Brian se quedó ahí tumbado, con los brazos en cruz sobre la arena naranja y tibia, contando los muertos: un cortejo que, como él, flotaba en la nebulosa…
– ¿Dónde estás?
Desde lo alto de su raquítica rama, el búho no sabía. Observaba al humano, hierático.
Breve momento de fraternidad: Epkeen se durmió a la luz de un porro de Durban Poison que, al borde de la desesperación, terminó de dejarlo KO.
La luna los guió hacia el horizonte entumecido, testigo mudo de su vía crucis. Terreblanche llevaba un rato divagando sumido en un semicoma, con la tez cada vez más pálida bajo el astro blanco. Una costra amarilla cubría ahora la herida de su brazo. Avanzaba como una marioneta coja, con la mirada perdida en el fondo del tiempo. Por fin, tras cuatro horas de marcha forzada a través de las dunas, el ex coronel se desplomó.
Ya no volvería a levantarse. La sangre perdida, el veneno de la araña, el día pasado al sol y la marcha habían terminado de deshidratarlo. No habían recorrido más que un puñado de kilómetros: la granja estaba lejos todavía, al final de la noche. Neuman apenas trató de hablarle: tenía la garganta tan seca que de su boca salió un tenue silbido. A sus pies, Terreblanche parecía ahora un anciano. Trató de reanimarlo, en vano. El militar ya no reaccionaba. Sin embargo, sus labios se movían, agrietados por el calor.
Ali le puso una de las esposas en la muñeca, él se enganchó la otra y empezó a arrastrarlo por la arena.
Cada paso le partía en dos la costilla herida, cada paso le costaba dos vidas, pero para el zulú su carroña era muy importante: ya era lo único que le importaba.
Cien, doscientos, quinientos metros: le hablaba para darse ánimos, le hablaba a esa basura inanimada para no pensar más, ni en su madre ni en nadie. Lo arrastró así durante dos horas, tan lejos como podían llevarlo las piernas, sin preguntarse si Terreblanche respiraba todavía. Ali caminaba sobre una línea imaginaria. Pero sus fuerzas flaqueaban.
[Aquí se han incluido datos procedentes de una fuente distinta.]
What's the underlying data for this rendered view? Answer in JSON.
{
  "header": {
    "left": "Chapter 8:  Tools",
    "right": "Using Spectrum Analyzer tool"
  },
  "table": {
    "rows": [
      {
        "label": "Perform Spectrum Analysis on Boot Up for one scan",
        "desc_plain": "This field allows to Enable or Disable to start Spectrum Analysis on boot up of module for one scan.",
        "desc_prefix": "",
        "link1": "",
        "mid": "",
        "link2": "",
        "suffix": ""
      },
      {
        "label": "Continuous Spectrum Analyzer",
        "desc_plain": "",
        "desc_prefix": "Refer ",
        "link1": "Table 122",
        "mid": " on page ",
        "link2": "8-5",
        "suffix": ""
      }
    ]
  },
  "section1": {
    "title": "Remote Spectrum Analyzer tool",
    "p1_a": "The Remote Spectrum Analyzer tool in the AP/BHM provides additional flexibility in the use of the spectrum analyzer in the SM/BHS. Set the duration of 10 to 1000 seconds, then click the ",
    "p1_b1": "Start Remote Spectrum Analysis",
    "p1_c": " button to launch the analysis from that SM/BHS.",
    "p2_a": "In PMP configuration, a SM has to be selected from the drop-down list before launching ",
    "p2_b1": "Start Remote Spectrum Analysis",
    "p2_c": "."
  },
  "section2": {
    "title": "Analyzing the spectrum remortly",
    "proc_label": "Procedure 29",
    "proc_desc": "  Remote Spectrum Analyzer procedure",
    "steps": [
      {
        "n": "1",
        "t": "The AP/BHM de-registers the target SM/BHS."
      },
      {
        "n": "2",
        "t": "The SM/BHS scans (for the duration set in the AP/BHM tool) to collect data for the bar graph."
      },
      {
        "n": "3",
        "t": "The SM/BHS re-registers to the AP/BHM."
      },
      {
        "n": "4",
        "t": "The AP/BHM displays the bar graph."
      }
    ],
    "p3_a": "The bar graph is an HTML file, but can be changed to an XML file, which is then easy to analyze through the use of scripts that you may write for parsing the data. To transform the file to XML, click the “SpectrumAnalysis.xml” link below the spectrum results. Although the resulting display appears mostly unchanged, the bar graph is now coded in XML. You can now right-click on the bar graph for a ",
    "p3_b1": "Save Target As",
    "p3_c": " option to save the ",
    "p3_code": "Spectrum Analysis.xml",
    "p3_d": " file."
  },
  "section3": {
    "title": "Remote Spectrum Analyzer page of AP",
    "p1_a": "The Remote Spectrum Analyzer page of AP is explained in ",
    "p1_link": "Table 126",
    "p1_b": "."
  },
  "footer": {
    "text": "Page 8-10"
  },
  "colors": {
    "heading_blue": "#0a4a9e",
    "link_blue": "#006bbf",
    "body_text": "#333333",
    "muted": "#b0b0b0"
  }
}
Su camisa, antes empapada, estaba ahora tan seca como su piel. Ya no le quedaba sudor. Ya no se mantenía en pie. Y encorvado, de milagro. El esfuerzo lo había devorado por completo. Sus muslos eran de madera y de cristal a la vez. La garganta, sobre todo, le quemaba de manera atroz. Se tambaleaba, arrastrando su carroña, bajaba las pendientes, trepaba a las cimas de las dunas y volvía a caer del otro lado, delirando. Su carroña estaba muerta. Mierda. Siguió arrastrándola, unos metros más, pero sus fuerzas habían huido del todo: Ali veía doble, triple, ya no veía nada. La granja estaba demasiado lejos. Pensaba a retazos. Ya no tenía saliva en las ideas. El hermoso engranaje de su cuerpo se había quedado sin aceite.
Se dejó caer entre los flancos de una duna.
Un silencio estruendoso planeó sobre el desierto. Ali distinguía apenas los ojillos de cromo que lo observaban desde la bóveda celeste. Una noche negra.
– ¿Tienes miedo, pequeño zulú? Dime, ¿tienes miedo?
Nadie lo sabía. Ni siquiera su madre: había que descolgar el cadáver de su padre, los jirones de piel, que se desprendían con el agua clara; estaba Andy, reducido a una cosa negra y retorcida, el entierro, los muertos que llorar, el sangoma ignorante que lo había auscultado, tenían que organizar la huida… Nadie sabía lo que los vigilantes le habían hecho detrás de la casa. El cuerpo lacerado de su padre, las lágrimas negras de Andy, su pantalón lleno de pis, el olor a caucho quemado, todo iba demasiado deprisa. Los vigilantes le separan las piernas detrás de la casa, él grita, aterrorizado, los tres hombres con pasamontañas le destrozan los testículos a patadas, los perros de guerra se encarnizan para dejarlo impotente: la película volvió a proyectarse una última vez en la pantalla negra del cosmos.